If this gives you déjà vu, it might be because of a video that went viral over a year ago made using The Sims: a blisteringly accurate parody of Keeping Up with the Kardashians that sees the three sisters have a melodramatic argument about soda.

It’s hysterical because it clings onto the characteristics of the show: scenes opening with utter banalities, sudden dramatic music coinciding with close-ups of each family member’s expressions, a bizarre number of shots of people who aren’t speaking, present tense confessionals, Kim’s ability to do an emotional 0-60, and Kourtney’s monotonous delivery.

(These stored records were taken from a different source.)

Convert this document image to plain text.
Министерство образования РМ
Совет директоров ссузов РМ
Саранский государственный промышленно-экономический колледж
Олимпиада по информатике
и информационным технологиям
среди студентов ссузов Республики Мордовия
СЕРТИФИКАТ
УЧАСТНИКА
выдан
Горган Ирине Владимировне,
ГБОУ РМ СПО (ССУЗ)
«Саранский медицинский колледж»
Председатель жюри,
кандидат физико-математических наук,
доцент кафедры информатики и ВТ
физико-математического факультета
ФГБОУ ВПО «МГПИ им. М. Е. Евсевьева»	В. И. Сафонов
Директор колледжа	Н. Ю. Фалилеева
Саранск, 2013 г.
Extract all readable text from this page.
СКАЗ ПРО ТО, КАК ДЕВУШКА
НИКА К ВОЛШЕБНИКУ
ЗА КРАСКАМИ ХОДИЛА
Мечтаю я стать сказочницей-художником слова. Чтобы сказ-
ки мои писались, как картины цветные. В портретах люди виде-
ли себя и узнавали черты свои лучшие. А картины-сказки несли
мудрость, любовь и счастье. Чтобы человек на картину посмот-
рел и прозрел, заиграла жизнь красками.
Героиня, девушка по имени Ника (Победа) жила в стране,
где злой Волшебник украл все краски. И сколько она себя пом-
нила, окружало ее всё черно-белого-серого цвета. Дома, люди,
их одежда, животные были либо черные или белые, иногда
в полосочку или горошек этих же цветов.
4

But if the Kardashians, both as a reality TV show and celebrity figures, are ripe for ridicule, no one is more aware of it than the family themselves. They’ve shared teasing memes and posted their own self-referential jokes on their social channels, while Kim’s Kimoji app turned mocking viral pictures into self-depreciating in-jokes for her fans. And the show itself has a level of self-awareness often misinterpreted as earnestness - how else could this moment of pure cinema have made it to screen?

The Kardashians are their own greatest satirists, and they’ve perfected the art of making fun of themselves before anyone else can. So there’s a good chance that this new cartoon won’t be a million miles away from “Soda Drama”. It might even be brilliant.

Anna Leszkiewicz is a pop culture writer at the New Statesman.